I want to share some experiences from inviting Christian friends to contribute to a course on “the values of nature”, and my own shifting position on one of the major ethical issues of our age.
Until recently I tried to steer clear of academic treatment of ethics and values. I was trained as a natural scientist, where ethics were never discussed except as extrinsic issues to be avoided (or navigated with minimal fuss) when planning research projects. Then the term “values” also seemed to have postmodern overtones of subjective preferences detached from any normative reality. Finally, I felt, as a Christian, that ethics was so closely tied to my faith that it was daft to imagine it could be studied in a neutral secular way. But was I being narrow-minded?
My attitude is changing now, for several reasons. For the last few years I’ve been following research opportunities into the areas of environmental policy development and evaluation, engaging with discourse on the ethics of biodiversity conservation. Finding ways that a non-reductionist Christian framework can help illuminate treatments of ethics has been exciting, and I’ve also realised that there are live discourses around the term “values” that are not so subjectivist. Finally, the university where I now work has an Institute of Value Studies whose modules are available to undergraduates doing any course. As it happens, this university has a Christian foundation that’s not completely hidden from public view, although the general expectations and atmosphere are still quite secular. So I’ve sensed a call to seek to contribute to the teaching of value studies courses as I develop my thinking.
Sure enough, I was soon asked to develop and lead a course on “The Values of Nature”. This involves setting reading materials, marking response papers and chairing weekly conversations with my students.
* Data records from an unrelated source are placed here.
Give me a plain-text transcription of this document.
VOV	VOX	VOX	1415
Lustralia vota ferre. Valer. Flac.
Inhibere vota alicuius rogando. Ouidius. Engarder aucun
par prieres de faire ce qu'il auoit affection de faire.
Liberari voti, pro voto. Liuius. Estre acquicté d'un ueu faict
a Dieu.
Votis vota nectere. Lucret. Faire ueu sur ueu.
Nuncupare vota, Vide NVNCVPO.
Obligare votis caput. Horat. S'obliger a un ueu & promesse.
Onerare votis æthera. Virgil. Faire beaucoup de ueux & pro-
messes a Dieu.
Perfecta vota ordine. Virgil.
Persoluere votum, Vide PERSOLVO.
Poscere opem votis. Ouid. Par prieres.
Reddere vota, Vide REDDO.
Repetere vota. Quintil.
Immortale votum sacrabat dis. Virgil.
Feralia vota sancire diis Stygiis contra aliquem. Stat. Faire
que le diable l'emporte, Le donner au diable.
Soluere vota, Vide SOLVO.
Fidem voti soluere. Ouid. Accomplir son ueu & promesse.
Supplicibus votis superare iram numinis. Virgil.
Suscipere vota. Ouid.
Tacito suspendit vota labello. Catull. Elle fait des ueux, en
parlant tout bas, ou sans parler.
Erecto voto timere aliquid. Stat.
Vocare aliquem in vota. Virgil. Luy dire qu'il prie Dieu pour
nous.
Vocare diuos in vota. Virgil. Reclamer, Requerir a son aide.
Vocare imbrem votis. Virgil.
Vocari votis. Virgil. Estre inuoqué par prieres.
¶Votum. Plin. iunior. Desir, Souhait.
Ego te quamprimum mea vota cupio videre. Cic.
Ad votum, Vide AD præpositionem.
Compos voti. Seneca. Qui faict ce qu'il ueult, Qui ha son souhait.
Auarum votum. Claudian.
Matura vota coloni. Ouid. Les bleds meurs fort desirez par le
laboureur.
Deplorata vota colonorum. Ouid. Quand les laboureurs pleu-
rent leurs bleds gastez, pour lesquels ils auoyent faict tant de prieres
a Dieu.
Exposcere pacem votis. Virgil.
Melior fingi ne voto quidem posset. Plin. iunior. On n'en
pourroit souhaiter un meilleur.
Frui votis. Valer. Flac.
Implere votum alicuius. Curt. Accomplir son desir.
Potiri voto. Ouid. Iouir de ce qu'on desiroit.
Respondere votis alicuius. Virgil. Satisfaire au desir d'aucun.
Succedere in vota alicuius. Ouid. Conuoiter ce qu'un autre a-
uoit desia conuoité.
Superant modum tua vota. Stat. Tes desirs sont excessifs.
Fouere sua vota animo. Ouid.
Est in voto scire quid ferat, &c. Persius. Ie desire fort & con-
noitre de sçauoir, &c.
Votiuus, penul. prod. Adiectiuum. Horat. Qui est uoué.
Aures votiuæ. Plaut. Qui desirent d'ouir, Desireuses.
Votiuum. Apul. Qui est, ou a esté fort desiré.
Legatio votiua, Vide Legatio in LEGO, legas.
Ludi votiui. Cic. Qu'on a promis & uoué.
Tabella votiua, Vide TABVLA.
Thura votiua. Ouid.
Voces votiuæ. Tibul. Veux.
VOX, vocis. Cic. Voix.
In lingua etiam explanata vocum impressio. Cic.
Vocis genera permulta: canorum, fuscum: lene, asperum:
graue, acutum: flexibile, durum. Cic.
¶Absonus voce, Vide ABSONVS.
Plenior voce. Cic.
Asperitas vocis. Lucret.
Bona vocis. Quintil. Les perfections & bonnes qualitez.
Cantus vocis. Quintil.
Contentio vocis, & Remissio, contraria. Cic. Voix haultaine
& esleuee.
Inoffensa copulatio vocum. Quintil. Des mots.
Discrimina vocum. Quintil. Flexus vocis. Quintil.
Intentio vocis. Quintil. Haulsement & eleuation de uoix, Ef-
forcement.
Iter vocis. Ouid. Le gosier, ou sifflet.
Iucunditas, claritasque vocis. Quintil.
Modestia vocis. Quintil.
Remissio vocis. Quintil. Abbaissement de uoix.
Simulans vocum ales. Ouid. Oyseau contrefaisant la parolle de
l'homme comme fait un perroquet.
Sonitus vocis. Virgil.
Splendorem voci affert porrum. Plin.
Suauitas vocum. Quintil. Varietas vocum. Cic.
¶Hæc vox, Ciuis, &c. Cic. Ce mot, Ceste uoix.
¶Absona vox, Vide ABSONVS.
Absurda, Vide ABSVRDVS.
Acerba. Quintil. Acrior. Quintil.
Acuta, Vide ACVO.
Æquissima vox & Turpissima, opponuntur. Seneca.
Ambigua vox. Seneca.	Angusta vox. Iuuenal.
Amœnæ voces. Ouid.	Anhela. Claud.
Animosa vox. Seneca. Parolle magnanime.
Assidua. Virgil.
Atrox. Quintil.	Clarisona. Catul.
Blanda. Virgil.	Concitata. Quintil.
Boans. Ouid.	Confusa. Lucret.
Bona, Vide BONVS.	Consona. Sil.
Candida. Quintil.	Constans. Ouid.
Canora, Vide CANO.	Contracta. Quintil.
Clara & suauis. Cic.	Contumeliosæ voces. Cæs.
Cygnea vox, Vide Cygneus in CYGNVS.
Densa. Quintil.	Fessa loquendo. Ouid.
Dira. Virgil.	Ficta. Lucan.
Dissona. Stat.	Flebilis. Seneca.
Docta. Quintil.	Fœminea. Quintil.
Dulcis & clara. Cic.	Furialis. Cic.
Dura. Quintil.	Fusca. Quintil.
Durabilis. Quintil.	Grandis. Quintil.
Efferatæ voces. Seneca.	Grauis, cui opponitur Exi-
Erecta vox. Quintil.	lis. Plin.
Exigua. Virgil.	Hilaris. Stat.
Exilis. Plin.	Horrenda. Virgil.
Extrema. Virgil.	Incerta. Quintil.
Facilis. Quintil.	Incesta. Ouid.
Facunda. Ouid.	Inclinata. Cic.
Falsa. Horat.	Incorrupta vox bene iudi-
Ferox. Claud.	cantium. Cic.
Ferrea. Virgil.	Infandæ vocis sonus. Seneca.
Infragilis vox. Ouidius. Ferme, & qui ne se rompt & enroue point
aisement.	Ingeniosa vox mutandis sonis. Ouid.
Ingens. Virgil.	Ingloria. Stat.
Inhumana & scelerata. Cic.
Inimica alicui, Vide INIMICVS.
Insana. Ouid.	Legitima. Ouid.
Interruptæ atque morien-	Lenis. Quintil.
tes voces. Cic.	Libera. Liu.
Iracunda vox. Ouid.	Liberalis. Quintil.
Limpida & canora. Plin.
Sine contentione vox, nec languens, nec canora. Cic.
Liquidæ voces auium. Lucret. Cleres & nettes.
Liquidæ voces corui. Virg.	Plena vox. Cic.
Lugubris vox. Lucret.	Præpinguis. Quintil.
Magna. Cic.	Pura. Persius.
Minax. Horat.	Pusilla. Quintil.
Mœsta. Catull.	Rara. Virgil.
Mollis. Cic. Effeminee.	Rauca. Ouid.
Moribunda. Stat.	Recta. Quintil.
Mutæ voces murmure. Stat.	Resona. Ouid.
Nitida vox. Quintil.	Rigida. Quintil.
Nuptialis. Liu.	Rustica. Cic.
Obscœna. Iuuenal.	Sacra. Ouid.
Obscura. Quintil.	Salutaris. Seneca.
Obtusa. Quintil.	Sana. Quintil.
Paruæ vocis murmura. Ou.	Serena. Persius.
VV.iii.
So a significant element of my teaching is listening carefully to students from a range of backgrounds, as we explore perspectives where worldviews – whether traditionally religious or not – are an important factor. In addition, I’m expected to invite external contributors to lead some of the sessions, exposing us to a range of wise and experienced voices. So I listen to my guests too, and engage with them.
The session I want to talk about was one where I invited a couple I know to talk about Christian perspectives on our theme. One of them, Philip Sampson, has recently published a book about animal ethics, and they decided to look at human attitudes to animals within a biblical framework. What was fascinating was how closely their views aligned at some points with those of my students, several of whom are studying Animal Welfare. But my guests grounded their approach in a Christian worldview, sketching how the narrative of Creation, Fall and Redemption may provide a more compelling framework for compassion than prevailing secular framings that are bound to the modern dualism of nature versus culture. Christians, and especially traditional evangelicals, as Philip explains, have historically been prominent advocates for kindness towards other animals. Wilberforce and Shaftesbury, for example, were active in campaigning against vivisection and other forms of cruelty, alongside their more celebrated activism for human welfare. It seems unlikely that they would have sponsored the ‘factory-farming’ methods of the indoor units where the vast majority of our meat is now produced.
My guests led a full two-and-a-half hours of lively conversation based around slides, group activities and the “virtual field trip” that’s obligatory in each session (in this case to a series of pig farms). What seems poignant to me is how great a contrast needed to be drawn between what my guests call the nonconformist view and the consensus Christian view in which, arguably, animals are little different from plants. My students found it hard to grasp the idea that some Christians had been at the forefront of advocating for kindness towards non-human animals. I’m thankful for the conversations we had in that session, and for the echoes of them that continue to appear in some of my students’ written work. All the same, from within the Church, it looks like a long uphill journey to recover what I’m convinced is a biblical perspective.
Value studies is perhaps changing me more than I expected! Surely we do need to engage in systematic inspection of our personal ethics and seek ways to confront them with the ethic of the Kingdom of God?